Несколько следующих дней жизнь в крепости верховного лорда Брэйса текла спокойно. По утрам Куллин в сопровождении двух всадников выезжал патрулировать дубовый лес. После обеда Брэйс с другими двумя всадниками приезжал ему на смену. Джилл помогла Абрину выполнить его обязанности по дому, после чего у них оставалась еще уйма времени, чтобы поиграть с мечами или кожаным мячом. Единственной проблемой для Джилл была мать Абрина, которая считала, что ей надлежит учиться шитью, а не бегать вокруг крепости. Но Джилл была настолько сообразительной, что наловчилась избегать ее. За обедом отряд ел за одним столом, а семьи лорда и Глина — за другим. Иногда советник возвращался в свои комнаты сразу после обеда, а Брэйс подходил выпить вместе со своими всадниками. Он, как всегда, заводил разговор о своей вражде, все подробности которой он знал из года в год, и даже еще о том, что случилось задолго до его рождения, вспоминая наиболее обидные оскорбления.

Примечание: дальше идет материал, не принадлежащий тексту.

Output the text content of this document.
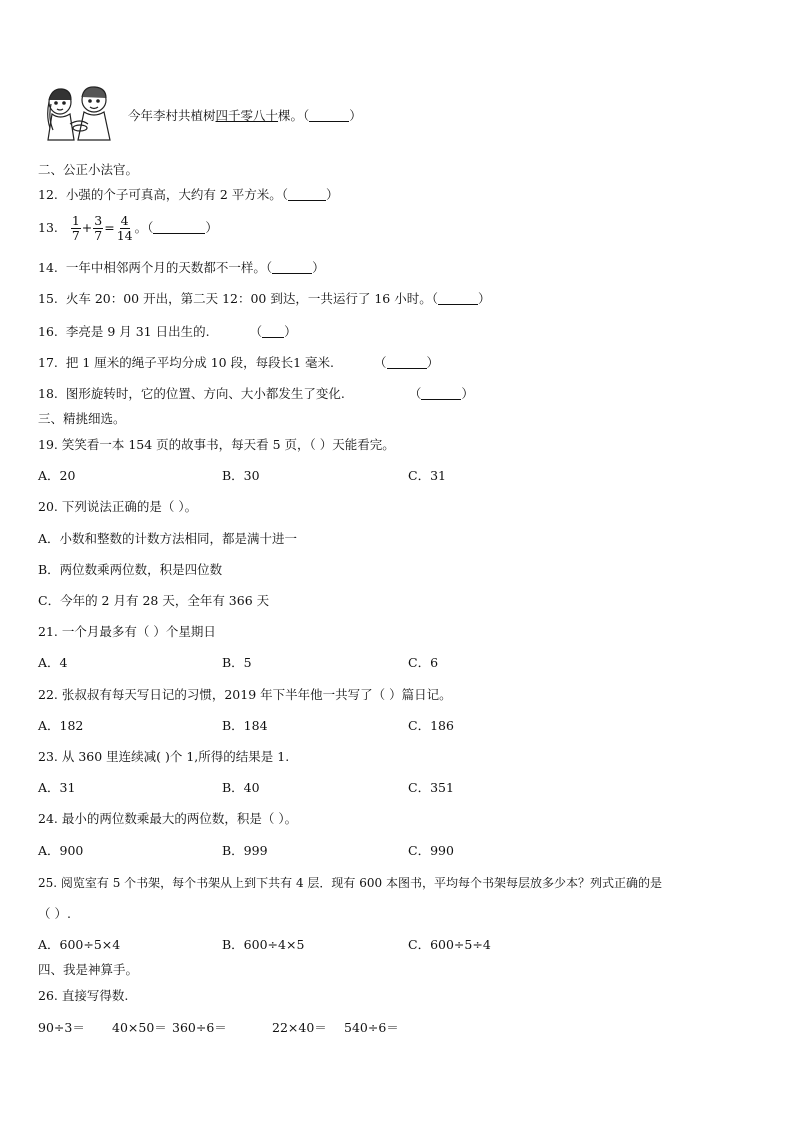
今年李村共植树四千零八十棵。（	）
二、公正小法官。
12. 小强的个子可真高，大约有 2 平方米。（	）
13. $\frac{1}{7} + \frac{3}{7} = \frac{4}{14}$ 。（	）
14. 一年中相邻两个月的天数都不一样。（	）
15. 火车 20：00 开出，第二天 12：00 到达，一共运行了 16 小时。（	）
16. 李亮是 9 月 31 日出生的.	（ ）
17. 把 1 厘米的绳子平均分成 10 段，每段长1 毫米.	（	）
18. 图形旋转时，它的位置、方向、大小都发生了变化.	（	）
三、精挑细选。
19. 笑笑看一本 154 页的故事书，每天看 5 页，（ ）天能看完。
A．20	B．30	C．31
20. 下列说法正确的是（ ）。
A．小数和整数的计数方法相同，都是满十进一
B．两位数乘两位数，积是四位数
C．今年的 2 月有 28 天，全年有 366 天
21. 一个月最多有（ ）个星期日
A．4	B．5	C．6
22. 张叔叔有每天写日记的习惯，2019 年下半年他一共写了（ ）篇日记。
A．182	B．184	C．186
23. 从 360 里连续减( )个 1,所得的结果是 1.
A．31	B．40	C．351
24. 最小的两位数乘最大的两位数，积是（ ）。
A．900	B．999	C．990
25. 阅览室有 5 个书架，每个书架从上到下共有 4 层．现有 600 本图书，平均每个书架每层放多少本？列式正确的是
（ ）.
A．600÷5×4	B．600÷4×5	C．600÷5÷4
四、我是神算手。
26. 直接写得数.
90÷3＝ 40×50＝ 360÷6＝	22×40＝ 540÷6＝
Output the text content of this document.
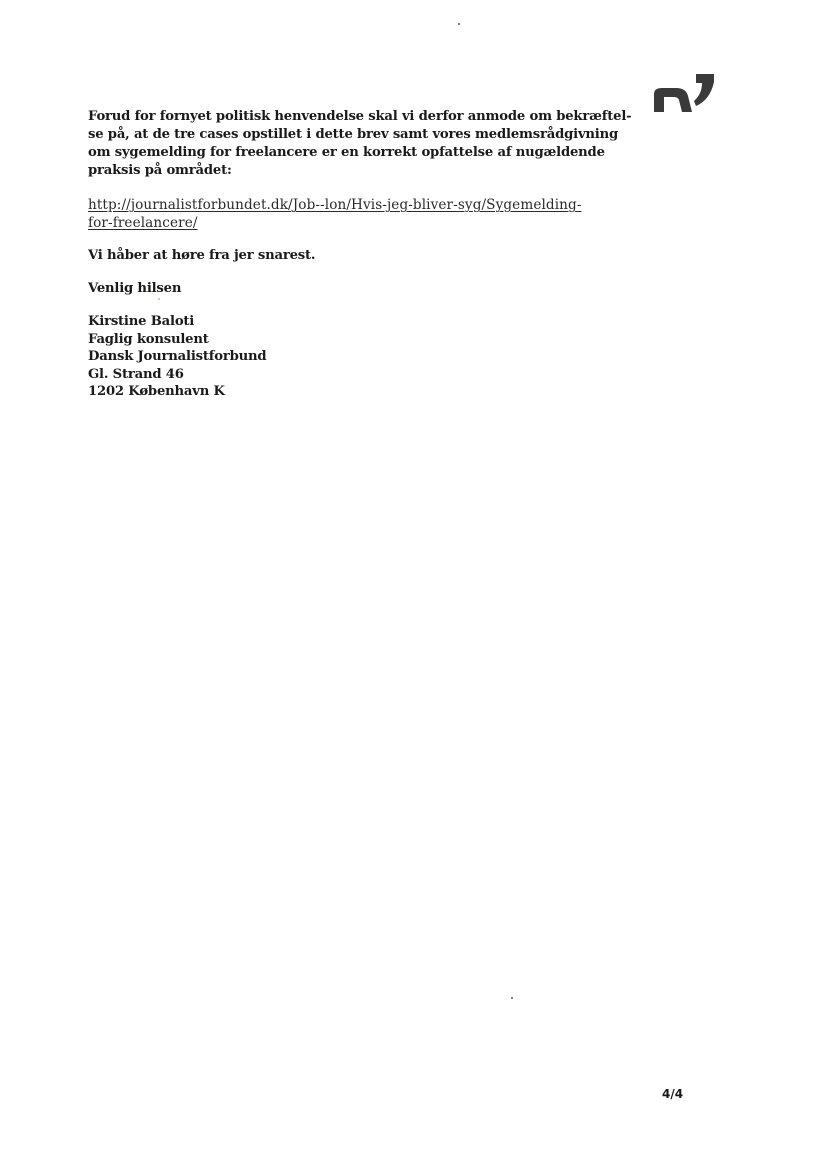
Forud for fornyet politisk henvendelse skal vi derfor anmode om bekræftel-
se på, at de tre cases opstillet i dette brev samt vores medlemsrådgivning
om sygemelding for freelancere er en korrekt opfattelse af nugældende
praksis på området:

http://journalistforbundet.dk/Job--lon/Hvis-jeg-bliver-syg/Sygemelding-
for-freelancere/

Vi håber at høre fra jer snarest.

Venlig hilsen

Kirstine Baloti
Faglig konsulent
Dansk Journalistforbund
Gl. Strand 46
1202 København K

4/4
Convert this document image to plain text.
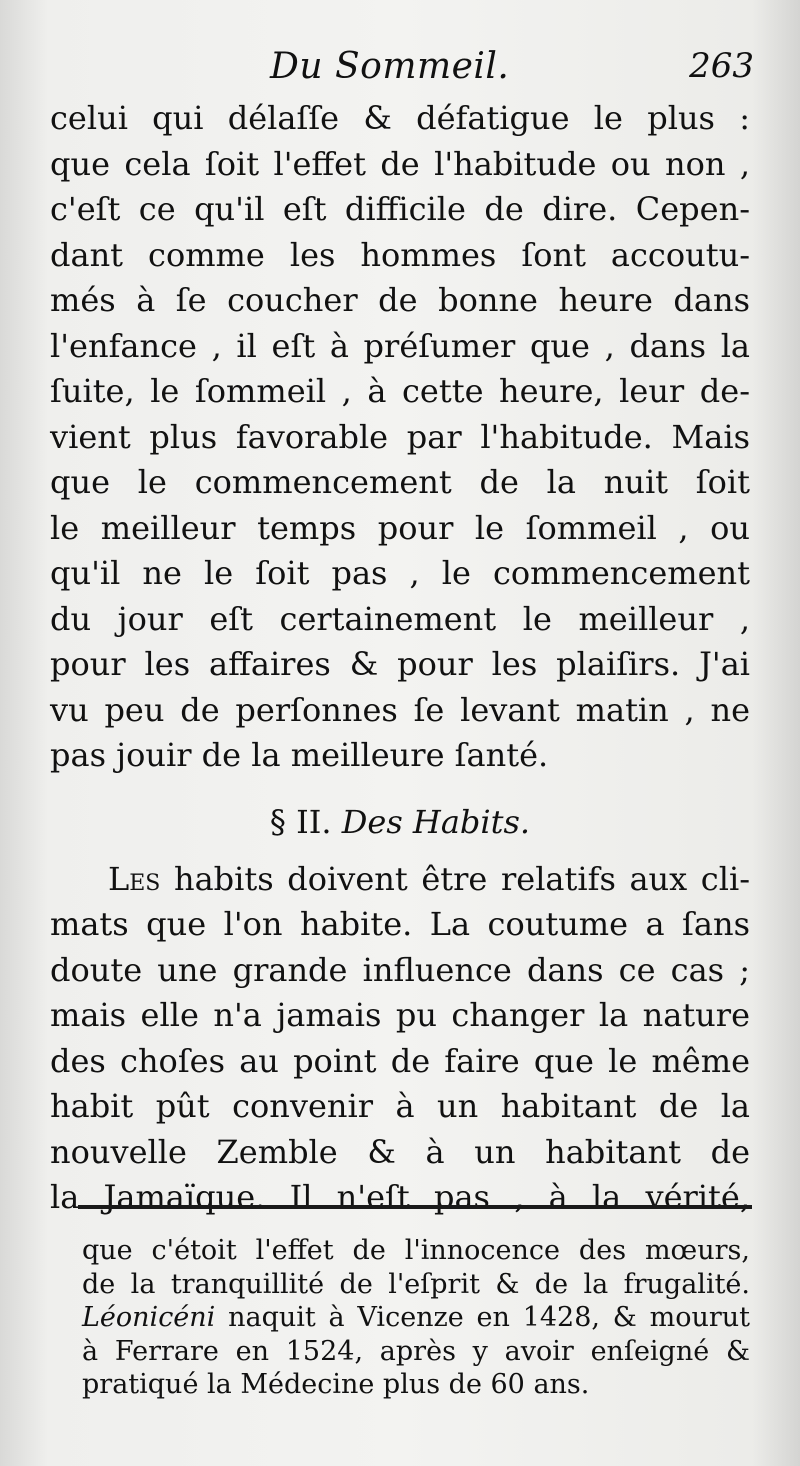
Du Sommeil.	263
celui qui délaſſe & défatigue le plus :
que cela ſoit l'effet de l'habitude ou non ,
c'eſt ce qu'il eſt difficile de dire. Cepen-
dant comme les hommes ſont accoutu-
més à ſe coucher de bonne heure dans
l'enfance , il eſt à préſumer que , dans la
ſuite, le ſommeil , à cette heure, leur de-
vient plus favorable par l'habitude. Mais
que le commencement de la nuit ſoit
le meilleur temps pour le ſommeil , ou
qu'il ne le ſoit pas , le commencement
du jour eſt certainement le meilleur ,
pour les affaires & pour les plaiſirs. J'ai
vu peu de perſonnes ſe levant matin , ne
pas jouir de la meilleure ſanté.
§ II. Des Habits.
Les habits doivent être relatifs aux cli-
mats que l'on habite. La coutume a ſans
doute une grande influence dans ce cas ;
mais elle n'a jamais pu changer la nature
des choſes au point de faire que le même
habit pût convenir à un habitant de la
nouvelle Zemble & à un habitant de
la Jamaïque. Il n'eſt pas , à la vérité,
que c'étoit l'effet de l'innocence des mœurs,
de la tranquillité de l'eſprit & de la frugalité.
Léonicéni naquit à Vicenze en 1428, & mourut
à Ferrare en 1524, après y avoir enſeigné &
pratiqué la Médecine plus de 60 ans.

Наконец после недели такого установившегося распорядка, однажды вечером к столу, за которым ужинали бойцы отряда, торопливо подошел Брэйс, его бледные глаза блестели, выдавая возбуждение. У него были новости: один из воинов его отряда был в деревне и слышал сплетни о том, что намерен предпринять Инис.

— Безродный гнойник! — воскликнул Брэйс. — Он сказал, что собирается приставить к своим свиньям вооруженную охрану!

За исключением Куллина весь отряд начал возмущаться, ругаясь и ставя кружки на стол.

— А я говорю, что ни одна свинья не ступит шага по моему лесу, — продолжал Брэйс. — И с этой минуты весь отряд поедет его охранять.

— Ваша светлость? — сказал Куллин, — можно мне сказать?

— Ну конечно, — ответил Брэйс. — Я высоко ценю твой опыт в этих делах.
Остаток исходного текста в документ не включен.